Ich bin kein grosser Fan von solchen Texten. Du weisst, ich mag vor allem wenn's klingt. Deshalb tue ich mich immer etwas schwer mit Prosa-Gedichten. Dieses hier könnte man - meiner Meinung nach - auch ohne Zeilenumbrüche aufschreiben und die Aussage wäre dieselbe. Deshalb frage ich mich, weshalb Du den Text so auseinander reisst, bzw. was er durch die Zeilenumbrüche gewinnt.

Anyway. Die Szene baut sich (in meinem Kopf) auf und ich finde sie recht ansprechend. Wobei ich mich frage, weshalb 'man' gefunden werden muss. Das klingt so passiv ... keine Ahnung, da sträubt sich etwas ganz vehement in mir.
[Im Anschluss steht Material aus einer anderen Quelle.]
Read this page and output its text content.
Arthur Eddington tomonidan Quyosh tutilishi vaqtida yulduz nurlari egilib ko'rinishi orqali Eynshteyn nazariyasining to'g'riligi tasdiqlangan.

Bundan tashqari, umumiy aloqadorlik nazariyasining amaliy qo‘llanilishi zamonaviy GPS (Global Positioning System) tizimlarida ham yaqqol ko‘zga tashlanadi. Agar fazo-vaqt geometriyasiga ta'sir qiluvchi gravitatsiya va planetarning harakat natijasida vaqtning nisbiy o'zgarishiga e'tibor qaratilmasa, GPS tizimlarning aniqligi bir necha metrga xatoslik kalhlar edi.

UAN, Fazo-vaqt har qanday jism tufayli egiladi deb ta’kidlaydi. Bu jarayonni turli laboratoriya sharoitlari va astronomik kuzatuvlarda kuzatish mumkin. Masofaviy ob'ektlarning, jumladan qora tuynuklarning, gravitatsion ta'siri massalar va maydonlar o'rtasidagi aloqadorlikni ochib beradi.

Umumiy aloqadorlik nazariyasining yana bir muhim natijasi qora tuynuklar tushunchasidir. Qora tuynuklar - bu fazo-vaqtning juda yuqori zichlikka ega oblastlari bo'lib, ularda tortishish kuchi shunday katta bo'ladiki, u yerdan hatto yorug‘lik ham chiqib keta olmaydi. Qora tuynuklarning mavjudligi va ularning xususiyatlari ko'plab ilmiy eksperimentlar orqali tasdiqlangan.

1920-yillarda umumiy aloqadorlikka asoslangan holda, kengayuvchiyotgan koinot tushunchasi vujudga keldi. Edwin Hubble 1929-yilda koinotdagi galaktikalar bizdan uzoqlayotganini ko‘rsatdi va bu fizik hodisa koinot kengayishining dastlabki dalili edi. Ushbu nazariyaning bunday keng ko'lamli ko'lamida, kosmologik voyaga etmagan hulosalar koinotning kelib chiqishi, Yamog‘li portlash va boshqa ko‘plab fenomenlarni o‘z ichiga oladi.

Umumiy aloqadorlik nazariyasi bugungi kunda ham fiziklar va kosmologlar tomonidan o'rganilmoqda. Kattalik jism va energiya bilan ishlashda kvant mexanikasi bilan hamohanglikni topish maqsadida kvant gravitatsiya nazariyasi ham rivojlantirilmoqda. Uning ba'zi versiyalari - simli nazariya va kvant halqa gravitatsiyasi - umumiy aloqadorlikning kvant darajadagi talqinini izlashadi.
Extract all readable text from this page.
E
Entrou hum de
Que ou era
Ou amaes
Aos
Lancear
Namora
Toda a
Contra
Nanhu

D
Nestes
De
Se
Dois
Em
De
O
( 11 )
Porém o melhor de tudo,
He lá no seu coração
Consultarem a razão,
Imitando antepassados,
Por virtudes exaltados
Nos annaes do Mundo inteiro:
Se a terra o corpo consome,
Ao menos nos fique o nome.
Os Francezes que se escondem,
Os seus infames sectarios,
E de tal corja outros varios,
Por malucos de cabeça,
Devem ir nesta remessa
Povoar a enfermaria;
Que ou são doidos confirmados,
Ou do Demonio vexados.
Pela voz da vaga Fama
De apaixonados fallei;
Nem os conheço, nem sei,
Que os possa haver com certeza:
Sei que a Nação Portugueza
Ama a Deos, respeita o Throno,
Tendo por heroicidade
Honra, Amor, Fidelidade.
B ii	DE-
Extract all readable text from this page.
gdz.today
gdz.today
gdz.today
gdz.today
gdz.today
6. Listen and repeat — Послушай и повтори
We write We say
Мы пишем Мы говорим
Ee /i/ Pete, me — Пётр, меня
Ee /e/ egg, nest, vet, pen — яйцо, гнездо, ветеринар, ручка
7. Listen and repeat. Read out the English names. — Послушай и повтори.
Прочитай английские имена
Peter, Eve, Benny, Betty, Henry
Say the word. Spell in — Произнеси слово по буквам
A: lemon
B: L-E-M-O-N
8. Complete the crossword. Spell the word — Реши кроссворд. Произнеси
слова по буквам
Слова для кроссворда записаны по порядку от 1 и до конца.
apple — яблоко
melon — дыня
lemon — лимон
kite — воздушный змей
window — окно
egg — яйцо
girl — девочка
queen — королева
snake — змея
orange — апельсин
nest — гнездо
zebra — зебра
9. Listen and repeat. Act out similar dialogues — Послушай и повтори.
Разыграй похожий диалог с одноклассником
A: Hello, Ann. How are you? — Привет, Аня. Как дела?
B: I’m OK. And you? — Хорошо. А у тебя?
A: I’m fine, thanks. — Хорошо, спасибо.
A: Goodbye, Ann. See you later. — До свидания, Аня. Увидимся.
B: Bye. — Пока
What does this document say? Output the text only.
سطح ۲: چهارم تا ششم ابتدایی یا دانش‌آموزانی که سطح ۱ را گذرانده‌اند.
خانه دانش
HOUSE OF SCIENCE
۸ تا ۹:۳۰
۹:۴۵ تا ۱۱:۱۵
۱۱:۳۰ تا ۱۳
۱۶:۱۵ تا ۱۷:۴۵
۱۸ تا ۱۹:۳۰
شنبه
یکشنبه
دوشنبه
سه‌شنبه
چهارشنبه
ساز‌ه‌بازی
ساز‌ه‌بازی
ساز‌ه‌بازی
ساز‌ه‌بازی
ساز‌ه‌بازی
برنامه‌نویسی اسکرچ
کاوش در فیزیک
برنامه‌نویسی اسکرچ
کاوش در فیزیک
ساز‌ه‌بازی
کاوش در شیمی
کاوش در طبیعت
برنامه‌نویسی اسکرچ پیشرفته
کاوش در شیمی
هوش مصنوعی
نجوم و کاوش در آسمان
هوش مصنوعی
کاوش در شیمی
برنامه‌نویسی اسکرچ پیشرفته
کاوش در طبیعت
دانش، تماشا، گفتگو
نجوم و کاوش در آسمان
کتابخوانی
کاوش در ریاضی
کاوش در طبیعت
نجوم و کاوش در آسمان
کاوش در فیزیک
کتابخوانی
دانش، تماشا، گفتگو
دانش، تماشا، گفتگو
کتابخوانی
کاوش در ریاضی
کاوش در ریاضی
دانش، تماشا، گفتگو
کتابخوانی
Auch die beschränkte Sichtweise und die wehrlosen Hände ... irgendwie assoziiere ich das mit einem Weibchen. Du weisst, wie ich das meine, oder? *g

Mit dem Schluss ... ehm ... da schwanke ich ein wenig. Auf der einen Seite finde ich ihn schön - so recht zweideutig und 'hach' -, auf der anderen etwas gar kitschig.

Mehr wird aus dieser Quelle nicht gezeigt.